ATR 72 (left) and the Q400's (right) Range-Payload chart. Note that the Q400 chart is for High Speed Cruise, 100NM alternate, 45 hold and 5% fuel contingency, while the ATR 72's chart keeps the essential details hidden.
Nevertheless, ignoring the differences and pulling out the figures still puts the Q400’s range (High Gross Weight version: the Q400 variant used by Spicejet) a minimum 80NM greater than the ATR 72-600’s (the “OPTION” that ATR offers, which boasts off greater range and weights than the “BASIC” variant), at maximum passenger load (78 X 102 = 7959kg for the Q400 and 72 X 102= 7344kg for the ATR 72-600), this maximum payload considering passengers at 102kgs each (75kg adult + 20kg check in+ 7kg cabin baggage).
*Data from Bombardier. **Data from ATR
This 80NM makes all the difference in planning a flight from Hyderabad to Tiruvananthapuram (Trivandrum). Considering the fact that Air Costa plans to serve Tier II cities in India, there is no reason why this sector wouldn’t be considered. Spicejet operates a daily Q400 flight direct from Hyderabad to Trivananthapuram, with a scheduled block time of 2hrs 15 minutes, with Cochin as the alternate, which is around 100NM away. The ATR 72-600 on the other hand will not be able to fly direct between the city pair with full payload. Deviations due to weather, winds, and flying airways that zig-zag in varying degrees add air distance: all this combined with the 100NM alternate (Cochin) will make things tough for a flight planned on the ATR 72.
The Q400’s range presents operational flexibility. A flight from Chennai to Mumbai, with Pune as the alternate may also be planned on the Q400, but not on the ATR 72.
Air Costa may settle for a cabin configuration similar to Spicejet’s: 78 seat, 30″ seat pitch all economy configuration.
With an all turbo prop fleet, Air Costa will enjoy the lowest fuel cost per aircraft per litre of ATF (Aircraft Turbine Fuel) amongst all scheduled operators in India, due to the non-applicability of sales tax on ATF for scheduled operation with regional aircraft of seating capacity less than 80 seats. Considering the sad fact that in India, ATF accounts for nearly 50% of operating costs, the savings cannot be overemphasised. The Q400’s flexibility in range and speed can potentially throw open an all new airline to the Indian traveller: an airline that can keep costs low, flexibility high, giving other airlines a run for their money.

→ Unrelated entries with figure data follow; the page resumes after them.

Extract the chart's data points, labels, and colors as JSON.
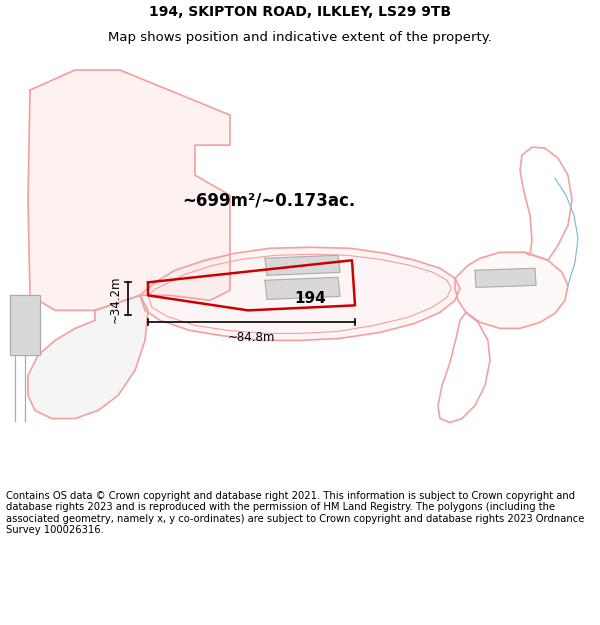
{
  "title": "194, SKIPTON ROAD, ILKLEY, LS29 9TB",
  "subtitle": "Map shows position and indicative extent of the property.",
  "footer": "Contains OS data © Crown copyright and database right 2021. This information is subject to Crown copyright and database rights 2023 and is reproduced with the permission of HM Land Registry. The polygons (including the associated geometry, namely x, y co-ordinates) are subject to Crown copyright and database rights 2023 Ordnance Survey 100026316.",
  "bg_color": "#ffffff",
  "map_bg": "#ffffff",
  "pink_color": "#f4a0a0",
  "red_color": "#cc0000",
  "gray_color": "#c8c8c8",
  "blue_color": "#7ab8d4",
  "area_text": "~699m²/~0.173ac.",
  "width_text": "~84.8m",
  "height_text": "~34.2m",
  "label_194": "194",
  "title_fontsize": 10,
  "subtitle_fontsize": 9.5,
  "footer_fontsize": 7.2
}
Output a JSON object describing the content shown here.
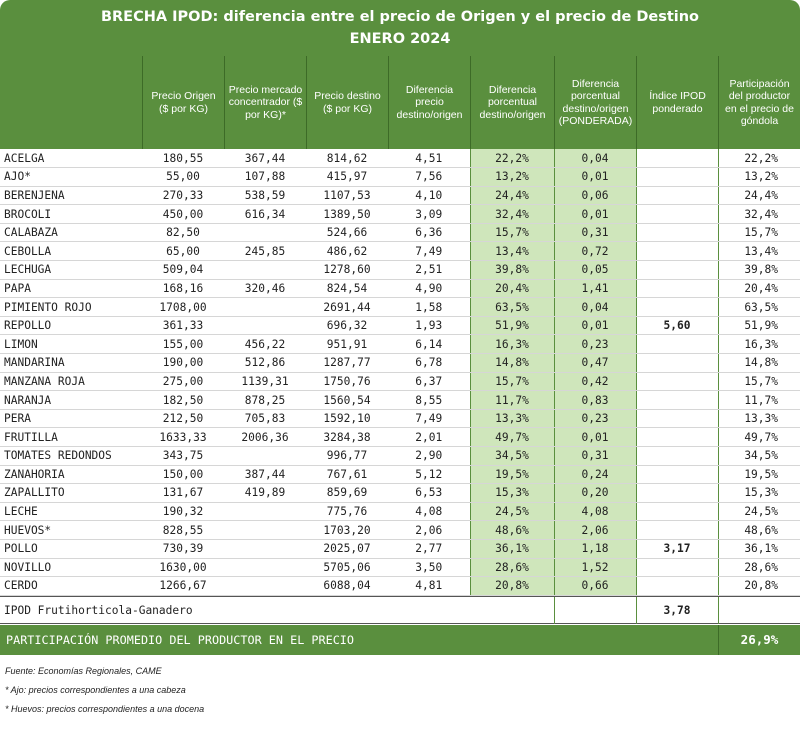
{
  "title": {
    "line1": "BRECHA IPOD: diferencia entre el precio de Origen y el precio de Destino",
    "line2": "ENERO 2024"
  },
  "headers": [
    "",
    "Precio Origen ($ por KG)",
    "Precio mercado concentrador ($ por KG)*",
    "Precio destino ($ por KG)",
    "Diferencia precio destino/origen",
    "Diferencia porcentual destino/origen",
    "Diferencia porcentual destino/origen (PONDERADA)",
    "Índice IPOD ponderado",
    "Participación del productor en el precio de góndola"
  ],
  "group1": {
    "index": "5,60",
    "rows": [
      [
        "ACELGA",
        "180,55",
        "367,44",
        "814,62",
        "4,51",
        "22,2%",
        "0,04",
        "22,2%"
      ],
      [
        "AJO*",
        "55,00",
        "107,88",
        "415,97",
        "7,56",
        "13,2%",
        "0,01",
        "13,2%"
      ],
      [
        "BERENJENA",
        "270,33",
        "538,59",
        "1107,53",
        "4,10",
        "24,4%",
        "0,06",
        "24,4%"
      ],
      [
        "BROCOLI",
        "450,00",
        "616,34",
        "1389,50",
        "3,09",
        "32,4%",
        "0,01",
        "32,4%"
      ],
      [
        "CALABAZA",
        "82,50",
        "",
        "524,66",
        "6,36",
        "15,7%",
        "0,31",
        "15,7%"
      ],
      [
        "CEBOLLA",
        "65,00",
        "245,85",
        "486,62",
        "7,49",
        "13,4%",
        "0,72",
        "13,4%"
      ],
      [
        "LECHUGA",
        "509,04",
        "",
        "1278,60",
        "2,51",
        "39,8%",
        "0,05",
        "39,8%"
      ],
      [
        "PAPA",
        "168,16",
        "320,46",
        "824,54",
        "4,90",
        "20,4%",
        "1,41",
        "20,4%"
      ],
      [
        "PIMIENTO ROJO",
        "1708,00",
        "",
        "2691,44",
        "1,58",
        "63,5%",
        "0,04",
        "63,5%"
      ],
      [
        "REPOLLO",
        "361,33",
        "",
        "696,32",
        "1,93",
        "51,9%",
        "0,01",
        "51,9%"
      ],
      [
        "LIMON",
        "155,00",
        "456,22",
        "951,91",
        "6,14",
        "16,3%",
        "0,23",
        "16,3%"
      ],
      [
        "MANDARINA",
        "190,00",
        "512,86",
        "1287,77",
        "6,78",
        "14,8%",
        "0,47",
        "14,8%"
      ],
      [
        "MANZANA ROJA",
        "275,00",
        "1139,31",
        "1750,76",
        "6,37",
        "15,7%",
        "0,42",
        "15,7%"
      ],
      [
        "NARANJA",
        "182,50",
        "878,25",
        "1560,54",
        "8,55",
        "11,7%",
        "0,83",
        "11,7%"
      ],
      [
        "PERA",
        "212,50",
        "705,83",
        "1592,10",
        "7,49",
        "13,3%",
        "0,23",
        "13,3%"
      ],
      [
        "FRUTILLA",
        "1633,33",
        "2006,36",
        "3284,38",
        "2,01",
        "49,7%",
        "0,01",
        "49,7%"
      ],
      [
        "TOMATES REDONDOS",
        "343,75",
        "",
        "996,77",
        "2,90",
        "34,5%",
        "0,31",
        "34,5%"
      ],
      [
        "ZANAHORIA",
        "150,00",
        "387,44",
        "767,61",
        "5,12",
        "19,5%",
        "0,24",
        "19,5%"
      ],
      [
        "ZAPALLITO",
        "131,67",
        "419,89",
        "859,69",
        "6,53",
        "15,3%",
        "0,20",
        "15,3%"
      ]
    ]
  },
  "group2": {
    "index": "3,17",
    "rows": [
      [
        "LECHE",
        "190,32",
        "",
        "775,76",
        "4,08",
        "24,5%",
        "4,08",
        "24,5%"
      ],
      [
        "HUEVOS*",
        "828,55",
        "",
        "1703,20",
        "2,06",
        "48,6%",
        "2,06",
        "48,6%"
      ],
      [
        "POLLO",
        "730,39",
        "",
        "2025,07",
        "2,77",
        "36,1%",
        "1,18",
        "36,1%"
      ],
      [
        "NOVILLO",
        "1630,00",
        "",
        "5705,06",
        "3,50",
        "28,6%",
        "1,52",
        "28,6%"
      ],
      [
        "CERDO",
        "1266,67",
        "",
        "6088,04",
        "4,81",
        "20,8%",
        "0,66",
        "20,8%"
      ]
    ]
  },
  "ipod_total": {
    "label": "IPOD Frutihorticola-Ganadero",
    "value": "3,78"
  },
  "average": {
    "label": "PARTICIPACIÓN PROMEDIO DEL PRODUCTOR EN EL PRECIO",
    "value": "26,9%"
  },
  "notes": [
    "Fuente: Economías Regionales, CAME",
    "* Ajo: precios correspondientes a una cabeza",
    "* Huevos: precios correspondientes a una docena"
  ],
  "colors": {
    "green": "#5a8f3e",
    "light_green": "#cfe6bb"
  }
}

The timing of Air Costa isn’t bad either. With Kingfisher Airlines’ flight and cabin crew applying outside to other airlines, there may be no dearth of experienced manpower. With 5 aircraft and an average estimated requirement of 10 pilots per airplane (commanders + first officers), at least 50 flight crew members and possibly about 50 cabin crew would be needed, all of whom may easily be “sourced” from Kingfisher.
In conclusion, Air Costa will operate an aircraft that will offer it immense route flexibility, while keeping costs very low. With good planning, strong political connections, and the introduction of frequent flights between Tier I cities (such as Bangalore-Mumbai, Bangalore-Chennai, Hyderabad-Mumbai, Hyderabad-Bangalore and Chennai-Mumbai), Air Costa may, if well managed, become the envied airline of tomorrow.